The Role of Location and Human Behavior Data in Retail Business Survival

The odds of survival is a risk faced by individual retail businesses. Economic and urban planning agencies have strong affinities to tackle both the causes behind failure of retail businesses and in predicting the likelihood of their success. The failure susceptibility of a retail business may be ascribed to various controllable factors, such as the quality or price of the store’s product, operating hours, and customer satisfaction. So, how can urban planners utilize location intelligence?

The vast amounts of urban mobility and social media activity provides unique insights that survey data, small scale research, field research and focus groups cannot offer. For instance, mobility data reveals the urban dynamics of different locations, such as whether a neighborhood attracts visitors from other neighborhoods, whereas social media data provides spatio-temporally referenced digital traces left by human use of urban environments. With easy access to the intangible  aspects of urban life, such as people’s behaviors and preferences, researchers can investigate human activities and uncover key insights by joining and analyzing these disparate datasets.

As a pioneer in the geolocation data industry, Foursquare creates proprietary technology for understanding the places people go, offering a trustworthy, privacy-safe source of movement data. Researchers from New York University, University of Cambridge, and Singapore Management University leveraged the power of Foursquare’s location data – they conducted a longitudinal study using Foursquare’s venue check-ins observed in ten cities across the globe including New York and Singapore, that spans three years and over 75 million check-ins. Additionally, they received venue-related data using the public Foursquare API to understand the credibility of food & beverage establishments closure labels through time-stamped, public shared activities at related venues. These activities consisted of tips, public notes, short user reviews, or photo posts from visitors, allowing researchers to observe the activity at a venue beyond their prediction window and proxy the lifetime of the venues considered. 

The Foursquare datasets and its variation of customer visits trends to such locations revealed important insights into how businesses are faring. Based on coefficients for the hourly temporal skew feature, they uncovered an interesting finding in which venues (both F&B and retail) that are popular around the clock, and not subjected to specific hours, have a better chance at survival. This finding suggests that restaurants that only cater to specific customer segments (eg. lunchtime office workers or dinnertime visitors) are more likely to experience failure. In Singapore for instance, the failure rate for restaurants in the Central Business District (dominant lunchtime presence) and Clarke Quay (geared towards tourists, leisure traffic; more active at night), is distinctively different. The researchers picked all restaurants from the two neighborhoods (139 venues in total), and ranked them by hourly popularity entropy (proportion of check-ins the venue received during that hour as compared to total check-ins received over all hours). When comparing the top 30 restaurants (highest entropy) and the bottom 30 restaurants (lowest entropy), they found a clear difference: only 73% of the bottom 30 restaurants survived the next 6 months, while 100% (all 30) of the venues in the top 30 survived. Additionally, the estimated coefficient of place entropy (the distribution of venue types in the vicinity of a venue) suggests that a decrease in entropy improves the likelihood of retail survival. In this case, venues that are in the middle of clustered neighborhoods tend to survive longer.
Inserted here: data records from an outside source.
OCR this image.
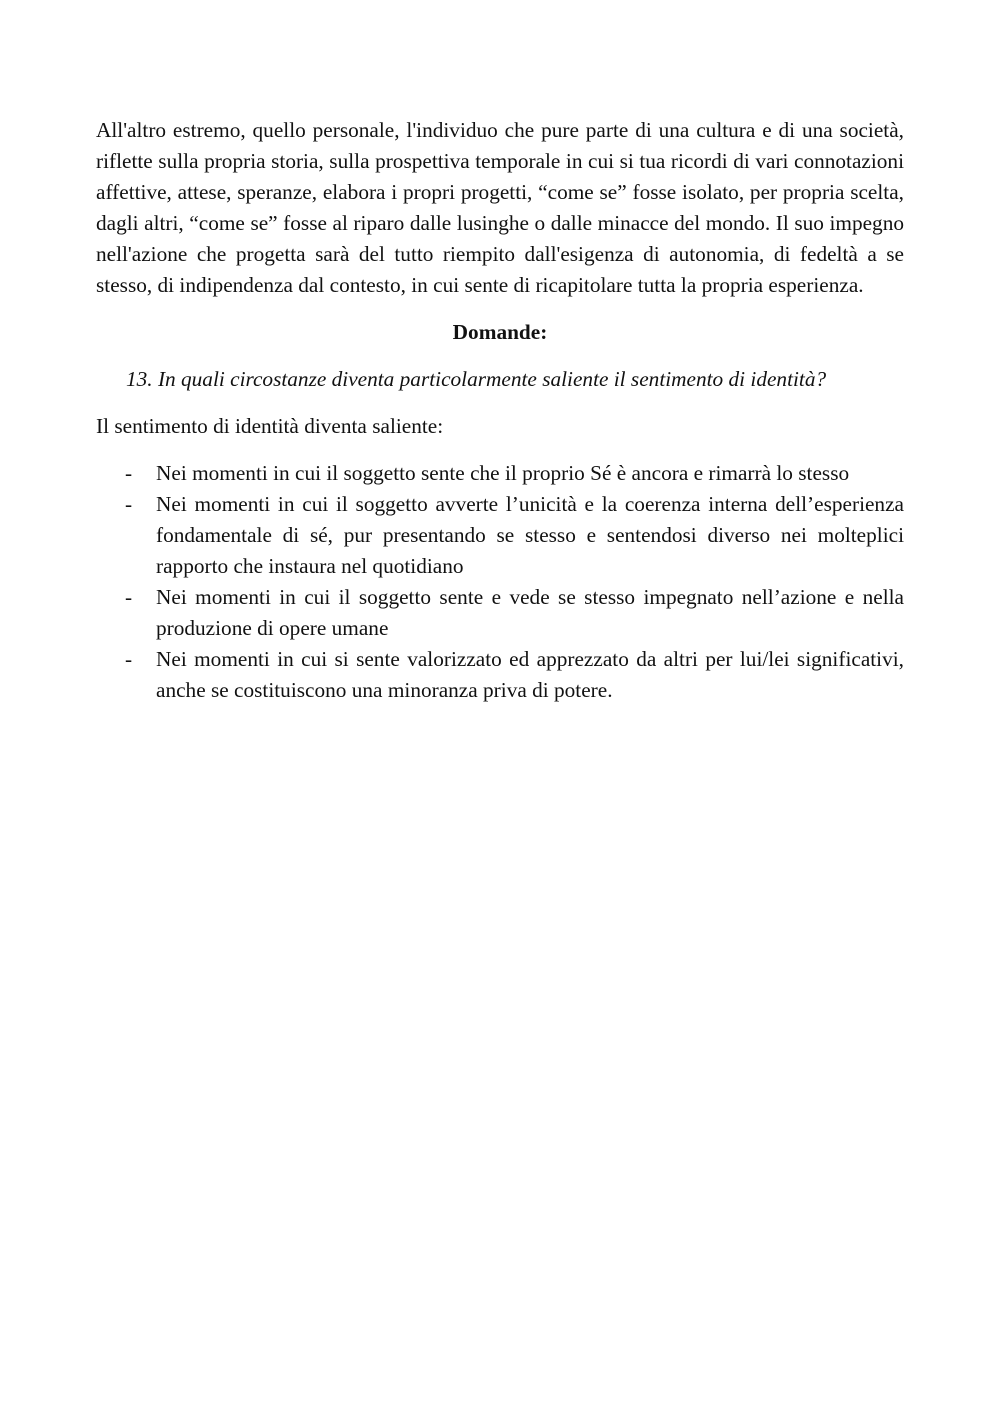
All'altro estremo, quello personale, l'individuo che pure parte di una cultura e di una società, riflette sulla propria storia, sulla prospettiva temporale in cui si tua ricordi di vari connotazioni affettive, attese, speranze, elabora i propri progetti, “come se” fosse isolato, per propria scelta, dagli altri, “come se” fosse al riparo dalle lusinghe o dalle minacce del mondo. Il suo impegno nell'azione che progetta sarà del tutto riempito dall'esigenza di autonomia, di fedeltà a se stesso, di indipendenza dal contesto, in cui sente di ricapitolare tutta la propria esperienza.

Domande:

13. In quali circostanze diventa particolarmente saliente il sentimento di identità?

Il sentimento di identità diventa saliente:

- Nei momenti in cui il soggetto sente che il proprio Sé è ancora e rimarrà lo stesso
- Nei momenti in cui il soggetto avverte l’unicità e la coerenza interna dell’esperienza fondamentale di sé, pur presentando se stesso e sentendosi diverso nei molteplici rapporto che instaura nel quotidiano
- Nei momenti in cui il soggetto sente e vede se stesso impegnato nell’azione e nella produzione di opere umane
- Nei momenti in cui si sente valorizzato ed apprezzato da altri per lui/lei significativi, anche se costituiscono una minoranza priva di potere.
Over a six month period, analyzing information from Foursquare’s location data of venue check-ins proved to be indicative of a venue’s performance. As anticipated, the results showed a positive coefficient, indicating that venues that experience an upward trend in check-ins have a higher likelihood of survival. Meanwhile, when comparing the two cities of New York and Singapore, researchers found that in Singapore several of the features tied to a venue’s locality or neighborhood are statistically significant, such as the misalignment, which suggests venues that operate outside popular hours of the locality have an advantage over their neighbors. In instances like this, visitation patterns can be used to profile venues by prevalent activities and areas, forecasting movement and preference trends in order to predict how demand for venues changes over time.

This study illustrates how location data can be used to provide insights into the survival of retail businesses. Through extensive examination using the logistic regression model based on Foursquare’s data set, researchers were able to derive a better understanding of how certain factors of urban areas and human mobility significantly affect venues in different cities. Visit trends are a significant feature for all ten cities, and temporal alignment to competitors and distance of travel are also significant features in many cities, while temporal popularity skews. These results suggest that the dynamics of urban environments have a strong influence on venues. Additionally, with the consistent sign of the coefficient across all cities, they deduced that the role these features play in a business’ success is consistent. 

This analysis demonstrates how large-scale multi-city generalizations pose challenges as different cities are unique in their own attributes. Although venue closure itself is predictable, the weight of features vary by city in their contribution to business failure. This is where location intelligence can be leveraged by urban planners to provide insights into both contextual and human dynamics, and to create better experiences for the population, retail business and urban development.

Foursquare believes in the power of location and its potential to positively influence the future. Our geospatial solutions present distinctive opportunities for knowledge creation in urban planning and beyond.